14. Use of a combination of growth hormone and at least one FFA regulator in the preparation of a medicament or composition for treating growth diers in a young person.
15. Use of at least one FFA regulator in the preparation of a medicament for increasing the growth promoter effects of growth hormone therapy in a young person.
16. Use of at least one FFA regulator in the preparation of a medicament for preventing or treating the adverse consequences of treatment with growth hormone in a mammal.
17. Use according to claim 16, wherein said mammal suffers from a growth dier.
18. Use according to claim 16, wherein said adverse consequence is edema.
19. Use according to claim 16, wherein said adverse consequence is loss of trabecular bone associated with the first stages of GH therapy.
20. Use according to any one of claims 14 to 19, wherein said young or said mammal is a human being.
21. Use according to any of claims 14 to 20, wherein said growth dier is selected from a group consisting of growth hormone insufficiency, growth hormone deficiency, intrauterine growth retardation, prematurity, growth retardation in children who were born small for their gestational age, very low birth weight, skeletal abnormalities, chromosomal variations, growth retardation related to chronic renal failure, delay constitutional growth, growth retardation related to cystic fibrosis, idiopathic short stature, short stature due to treatment with glucocorticoids in children, compensatory growth retardation for premature infants with short stature or any other pathological state that results in short stature.
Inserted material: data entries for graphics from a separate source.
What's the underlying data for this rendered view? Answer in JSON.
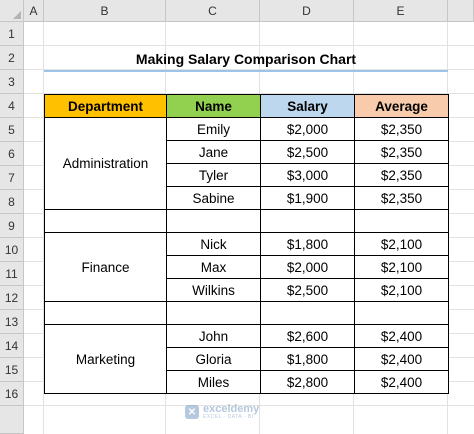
{
  "columns": [
    "A",
    "B",
    "C",
    "D",
    "E"
  ],
  "rows": [
    "1",
    "2",
    "3",
    "4",
    "5",
    "6",
    "7",
    "8",
    "9",
    "10",
    "11",
    "12",
    "13",
    "14",
    "15",
    "16"
  ],
  "title": "Making Salary Comparison Chart",
  "headers": {
    "department": "Department",
    "name": "Name",
    "salary": "Salary",
    "average": "Average"
  },
  "departments": {
    "administration": "Administration",
    "finance": "Finance",
    "marketing": "Marketing"
  },
  "admin": [
    {
      "name": "Emily",
      "salary": "$2,000",
      "average": "$2,350"
    },
    {
      "name": "Jane",
      "salary": "$2,500",
      "average": "$2,350"
    },
    {
      "name": "Tyler",
      "salary": "$3,000",
      "average": "$2,350"
    },
    {
      "name": "Sabine",
      "salary": "$1,900",
      "average": "$2,350"
    }
  ],
  "finance": [
    {
      "name": "Nick",
      "salary": "$1,800",
      "average": "$2,100"
    },
    {
      "name": "Max",
      "salary": "$2,000",
      "average": "$2,100"
    },
    {
      "name": "Wilkins",
      "salary": "$2,500",
      "average": "$2,100"
    }
  ],
  "marketing": [
    {
      "name": "John",
      "salary": "$2,600",
      "average": "$2,400"
    },
    {
      "name": "Gloria",
      "salary": "$1,800",
      "average": "$2,400"
    },
    {
      "name": "Miles",
      "salary": "$2,800",
      "average": "$2,400"
    }
  ],
  "watermark": {
    "name": "exceldemy",
    "tagline": "EXCEL · DATA · BI"
  }
}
22. Use according to any one of claims 15 to 21, wherein said medicament comprises a combination of said growth hormone and said FFA regulator (s).
23. Use according to any one of claims 14 to 22, wherein said FFA regulator is fibric acid, nicotinic acid, a fibric acid derivative or a nicotinic acid derivative.
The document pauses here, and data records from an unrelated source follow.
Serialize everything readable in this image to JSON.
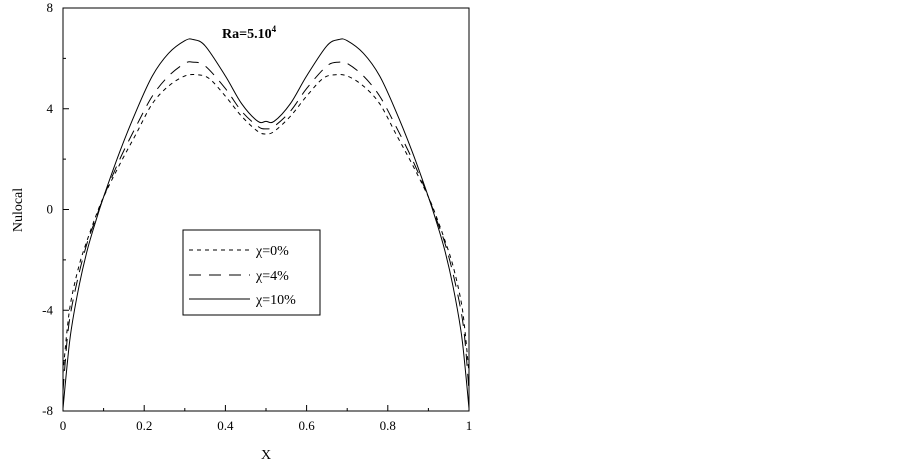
{
  "chart_data": {
    "type": "line",
    "title": "",
    "annotation": "Ra=5.10",
    "annotation_superscript": "4",
    "xlabel": "X",
    "ylabel": "Nulocal",
    "xlim": [
      0,
      1
    ],
    "ylim": [
      -8,
      8
    ],
    "xticks": [
      "0",
      "0.2",
      "0.4",
      "0.6",
      "0.8",
      "1"
    ],
    "yticks": [
      "-8",
      "-4",
      "0",
      "4",
      "8"
    ],
    "grid": false,
    "legend_position": "center-left",
    "series": [
      {
        "name": "χ=0%",
        "style": "dotted",
        "x": [
          0,
          0.01,
          0.02,
          0.04,
          0.06,
          0.08,
          0.1,
          0.14,
          0.18,
          0.22,
          0.26,
          0.3,
          0.33,
          0.36,
          0.4,
          0.44,
          0.48,
          0.5,
          0.52,
          0.56,
          0.6,
          0.64,
          0.67,
          0.7,
          0.74,
          0.78,
          0.82,
          0.86,
          0.9,
          0.92,
          0.94,
          0.96,
          0.98,
          0.99,
          1.0
        ],
        "y": [
          -6.5,
          -4.8,
          -3.6,
          -2.2,
          -1.2,
          -0.3,
          0.5,
          1.8,
          3.0,
          4.2,
          4.9,
          5.3,
          5.35,
          5.2,
          4.5,
          3.7,
          3.1,
          3.0,
          3.1,
          3.7,
          4.5,
          5.2,
          5.35,
          5.3,
          4.9,
          4.2,
          3.0,
          1.8,
          0.5,
          -0.3,
          -1.2,
          -2.2,
          -3.6,
          -4.8,
          -6.5
        ]
      },
      {
        "name": "χ=4%",
        "style": "dashed",
        "x": [
          0,
          0.01,
          0.02,
          0.04,
          0.06,
          0.08,
          0.1,
          0.14,
          0.18,
          0.22,
          0.26,
          0.3,
          0.32,
          0.35,
          0.4,
          0.44,
          0.48,
          0.5,
          0.52,
          0.56,
          0.6,
          0.65,
          0.68,
          0.7,
          0.74,
          0.78,
          0.82,
          0.86,
          0.9,
          0.92,
          0.94,
          0.96,
          0.98,
          0.99,
          1.0
        ],
        "y": [
          -7.2,
          -5.2,
          -4.0,
          -2.5,
          -1.3,
          -0.4,
          0.5,
          2.0,
          3.3,
          4.5,
          5.3,
          5.8,
          5.85,
          5.7,
          4.8,
          3.9,
          3.3,
          3.2,
          3.3,
          3.9,
          4.8,
          5.7,
          5.85,
          5.8,
          5.3,
          4.5,
          3.3,
          2.0,
          0.5,
          -0.4,
          -1.3,
          -2.5,
          -4.0,
          -5.2,
          -7.2
        ]
      },
      {
        "name": "χ=10%",
        "style": "solid",
        "x": [
          0,
          0.01,
          0.02,
          0.04,
          0.06,
          0.08,
          0.1,
          0.14,
          0.18,
          0.22,
          0.26,
          0.3,
          0.32,
          0.35,
          0.4,
          0.44,
          0.48,
          0.5,
          0.52,
          0.56,
          0.6,
          0.65,
          0.68,
          0.7,
          0.74,
          0.78,
          0.82,
          0.86,
          0.9,
          0.92,
          0.94,
          0.96,
          0.98,
          0.99,
          1.0
        ],
        "y": [
          -7.9,
          -6.2,
          -4.8,
          -3.0,
          -1.6,
          -0.5,
          0.5,
          2.3,
          3.9,
          5.3,
          6.2,
          6.7,
          6.75,
          6.5,
          5.3,
          4.2,
          3.5,
          3.5,
          3.5,
          4.2,
          5.3,
          6.5,
          6.75,
          6.7,
          6.2,
          5.3,
          3.9,
          2.3,
          0.5,
          -0.5,
          -1.6,
          -3.0,
          -4.8,
          -6.2,
          -7.9
        ]
      }
    ]
  }
}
24. Use according to claim 23, wherein said FFA regulator is nicotinic acid or a nicotinic acid derivative.
25. Use according to claim 24, wherein said FFA regulator is acipimox.
26. A composition or medicament for treating growth disorders and / or preventing or treating the adverse consequences of treatment with growth hormone, comprising growth hormone and at least one FFA regulator.
27. A composition according to claim 26, wherein said composition or medicament comprises a vehicle and / or pharmaceutical excipient suitable for said growth hormone and / or said FFA regulator (s).
28. Composition according to claim 26 or 27, wherein said FFA regulator is fibric acid or a fibric acid derivative.
29. Composition according to claim 28, wherein said FFA regulator is fenofibrate.